Чуя знает, что под его бинтами шрамов исчисляется на сотни — мелких порезов, глубоких и не очень, ранений от пуль и, небо только знает, от чего еще — Чуе не хочется вникать в его суицидальные попытки закончить свое существование. Его бесят люди, которые так расточительно относятся к своей жизни. Бесит, что ему приходилось выживать всеми возможными способами, мыкаться по группировкам, вырывать зубами это право на существование, а Дазай так просто хочет прекратить свое. Его бесит, что Дазай говорит о своей ненависти к боли, и каждый раз сам подставляется, сам себе ее причиняет, будто это ничего не значит.
На самом деле Чую просто бесит Дазай.
Чуя смотрит на свежий порез едва ли не с отвращением. Дазай, уловив его взгляд, улыбается.
— Прости, Чуя, — тянет нараспев. — Снова не получилось.
— Просто завались.
Чуя знает, что иногда в Дазае просыпается что-то отдаленно напоминающее настоящие человеческие эмоции.

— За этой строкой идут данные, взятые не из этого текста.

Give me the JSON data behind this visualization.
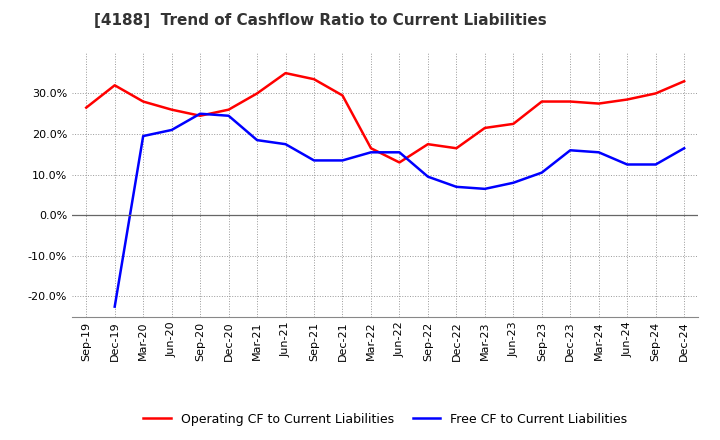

— Не дергайся и не болтай, — просит Чуя, опускаясь на колени перед Дазаем. В руках держит иголку, в зубах зажата нитка, — иначе вместо раны зашью тебе рот.
Ранение несерьезное, но если не разобраться с этим сейчас, то могут быть последствия.
— Чуя, только будь со мной нежен, — бархатным голосом произносит Дазай, — ты же знаешь, что я не люблю боль.
— Тогда хрен ли подставляешься? — зло выплевывает Чуя. Так и хочется эту иголку под кожу ему загнать для остроты ощущений. — Если тебе надоело жить, в чем я не сомневаюсь, будь добр, занимайся своими суицидальными штучками подальше от меня и не на заданиях, усек? Иначе я сам тебя прикончу.
— Ладно, ты меня раскусил, — Дазай хрипло смеется. — Но ты знал, Чуя, что боль бывает разной?
Чуя подносит иголку, затянутую ниткой, к месту ранения, и после сказанных Дазаем слов замирает на мгновение. Ему хочется сказать, чтобы тот заткнулся и дал ему делать свою работу, но любопытство берет свое.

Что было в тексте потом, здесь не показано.